Ancien élève de l’École polytechnique et de l’École nationale supérieure des Mines de Paris, ingénieur au Corps de mines, Jean-Luc Moullet a notamment travaillé à la direction générale du Trésor, dont le nom est l’Agence des participations de l’État. Entre 1999 et 2009, il occupe différentes fonctions au sein du groupe Thomson-Technicolor, d’abord basé à San Francisco, puis à Los Angeles. Devenu en 2010 conseiller sur les affaires industrielles au cabinet du ministre de la Défense, il rejoint ensuite Bercy pour plancher sur les investissements d’avenir. Depuis 2019, Jean-Luc Moullet est nommé directeur général délégué à l’innovation du CNRS.

Jean-Luc Moullet : Le CNRS a la chance de s’appuyer sur un potentiel scientifique extraordinaire extrêmement riche en résultats de recherche. Notre ambition est de les mettre au service de la société et notamment des entreprises. Pour cela, on travaille dans trois directions. D’une part, développer un portefeuille de protection intellectuelle qui protège ces résultats de recherche et qui permette à des entreprises de développer et commercialiser des produits en toute confiance. Aujourd’hui, notre portefeuille représente plus de 9 000 familles de brevets dont un tiers codéposées avec des industriels.
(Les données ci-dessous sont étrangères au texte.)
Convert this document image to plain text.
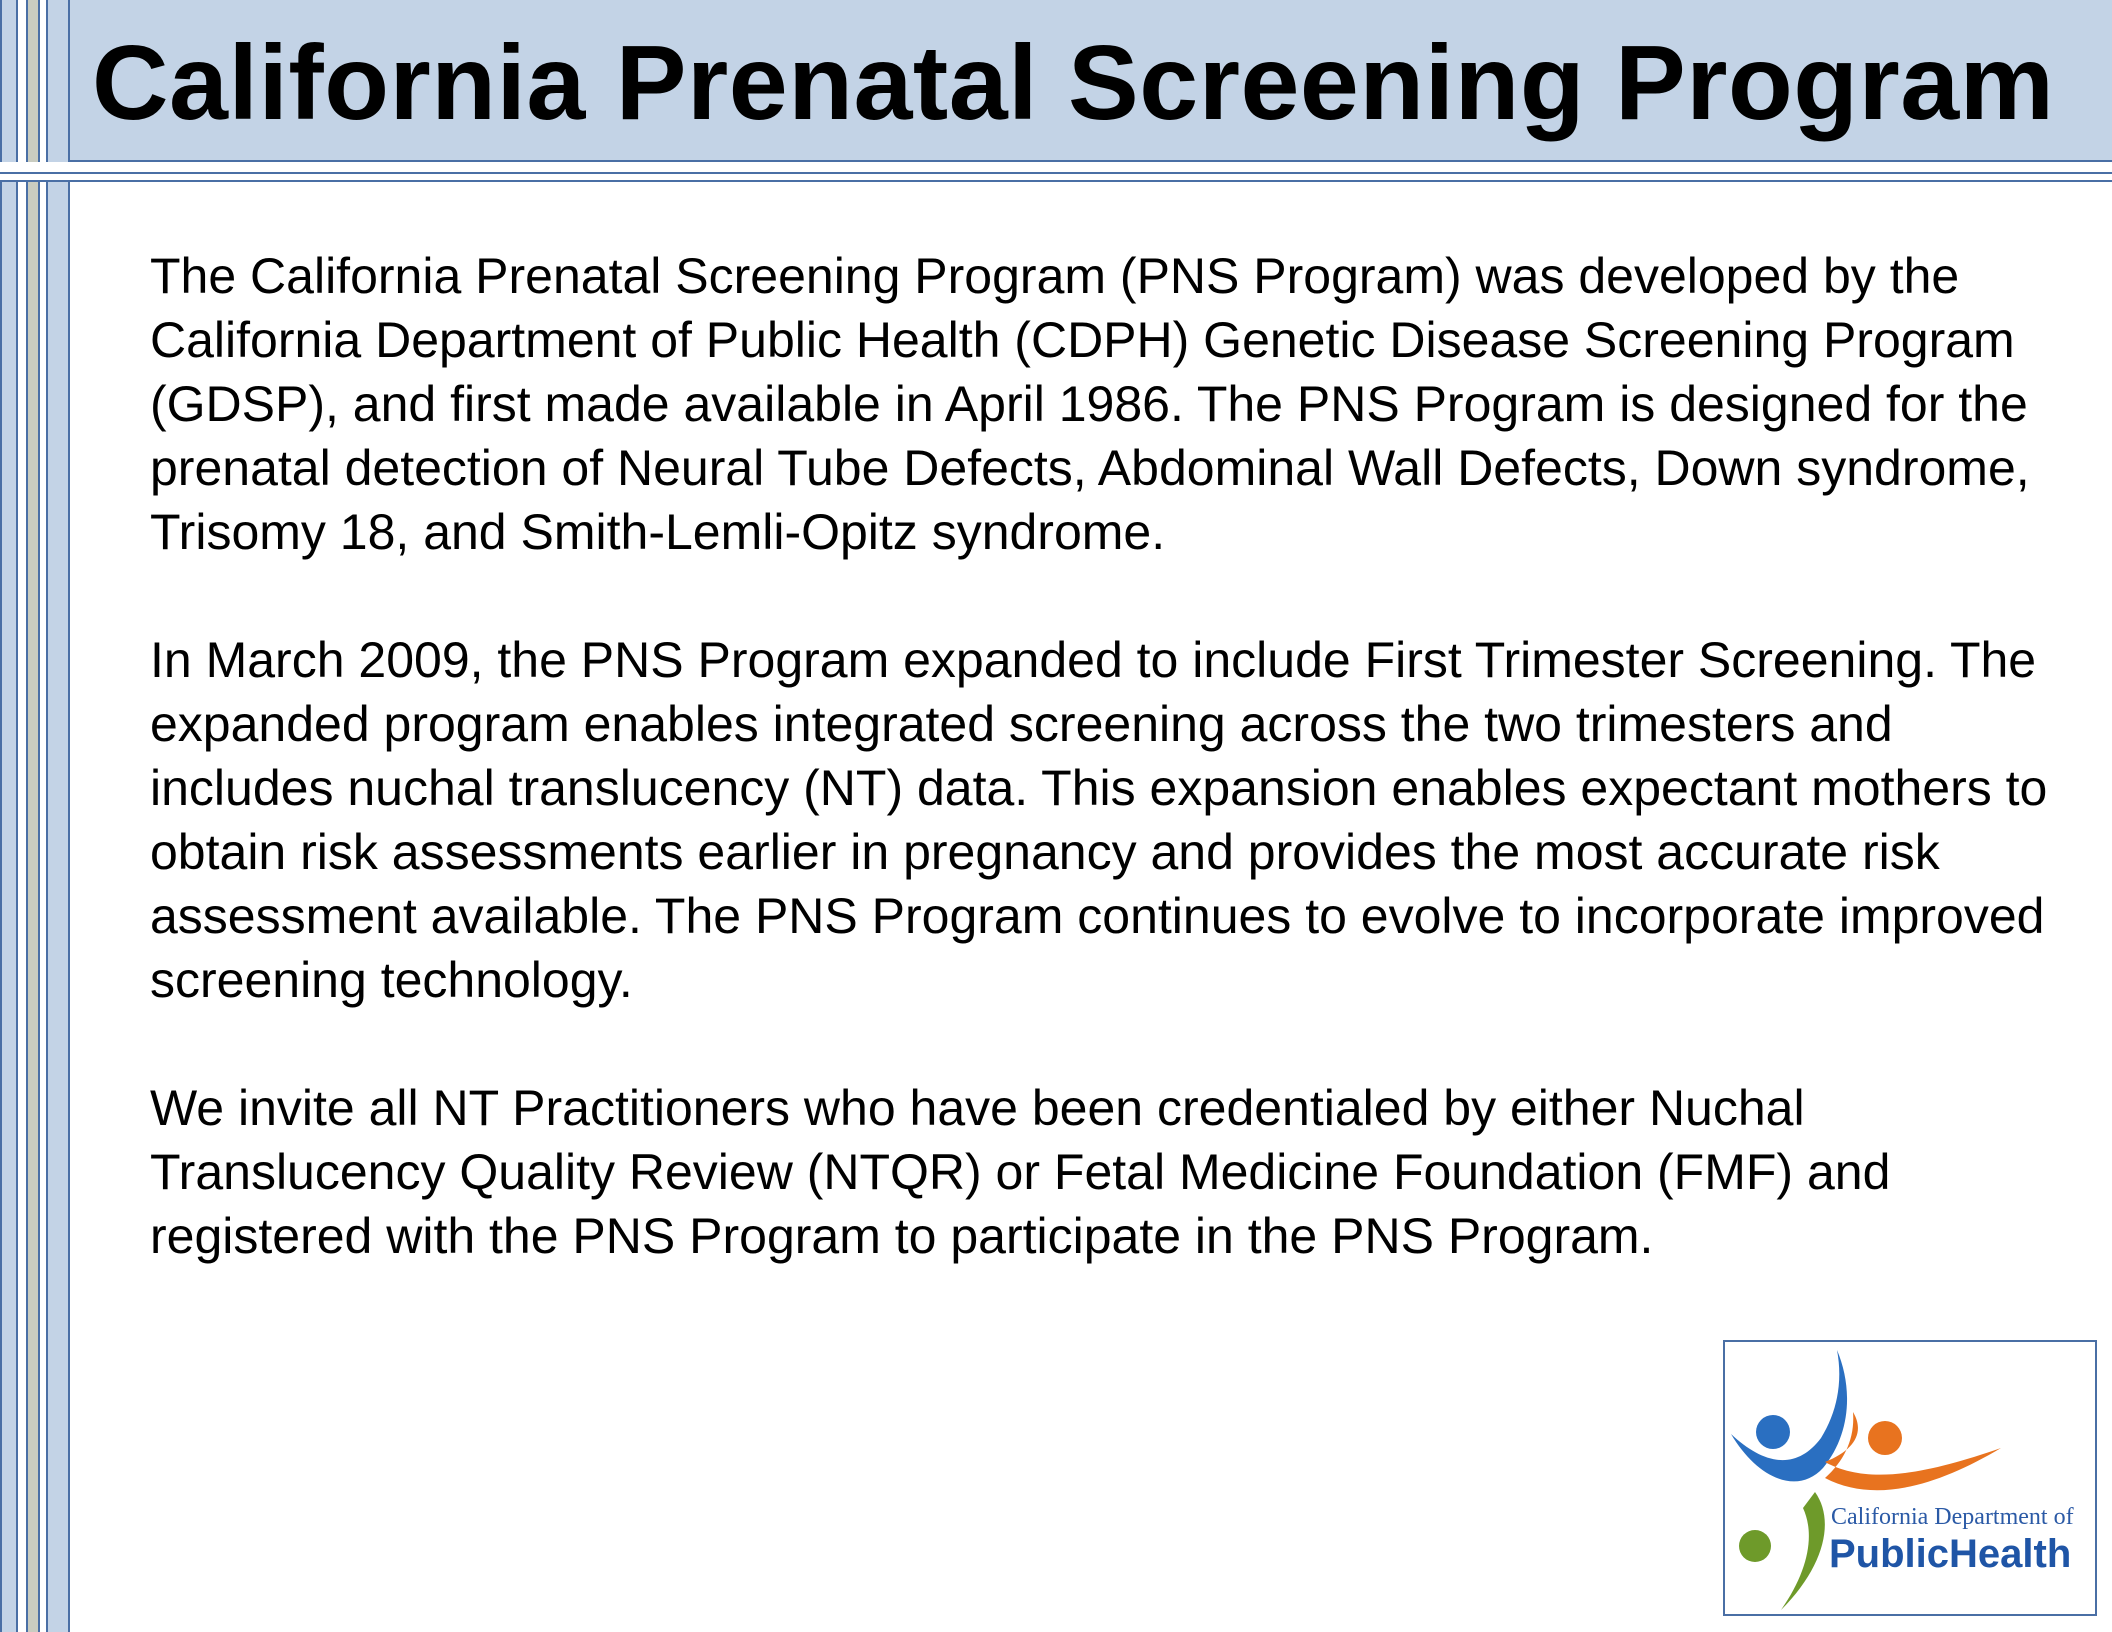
California Prenatal Screening Program

The California Prenatal Screening Program (PNS Program) was developed by the California Department of Public Health (CDPH) Genetic Disease Screening Program (GDSP), and first made available in April 1986. The PNS Program is designed for the prenatal detection of Neural Tube Defects, Abdominal Wall Defects, Down syndrome, Trisomy 18, and Smith-Lemli-Opitz syndrome.

In March 2009, the PNS Program expanded to include First Trimester Screening. The expanded program enables integrated screening across the two trimesters and includes nuchal translucency (NT) data. This expansion enables expectant mothers to obtain risk assessments earlier in pregnancy and provides the most accurate risk assessment available. The PNS Program continues to evolve to incorporate improved screening technology.

We invite all NT Practitioners who have been credentialed by either Nuchal Translucency Quality Review (NTQR) or Fetal Medicine Foundation (FMF) and registered with the PNS Program to participate in the PNS Program.

California Department of
PublicHealth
Par ailleurs, nous développons une relation de grande proximité et de confiance avec les personnels de recherche de manière à les amener sur la voie de l’entrepreneuriat et de la création de start-up. C’est cette étape de détection des projets et d’accompagnement qui est fondamentale et qui nous permet d’observer la création d’une centaine de start-up par an, issues des laboratoires sous tutelle CNRS.

Enfin, nous renforçons nos liens avec le monde économique. Si le CNRS est connu pour être un organisme de recherche, il l’est moins dans sa capacité à accompagner les entreprises dans leurs projets de développement et de recherche. Nos 1 100 laboratoires sont une force sur laquelle on peut capitaliser pour animer les relations avec les entreprises et développer les coopérations de recherche.

Comment renforcer les liens avec le monde économique ?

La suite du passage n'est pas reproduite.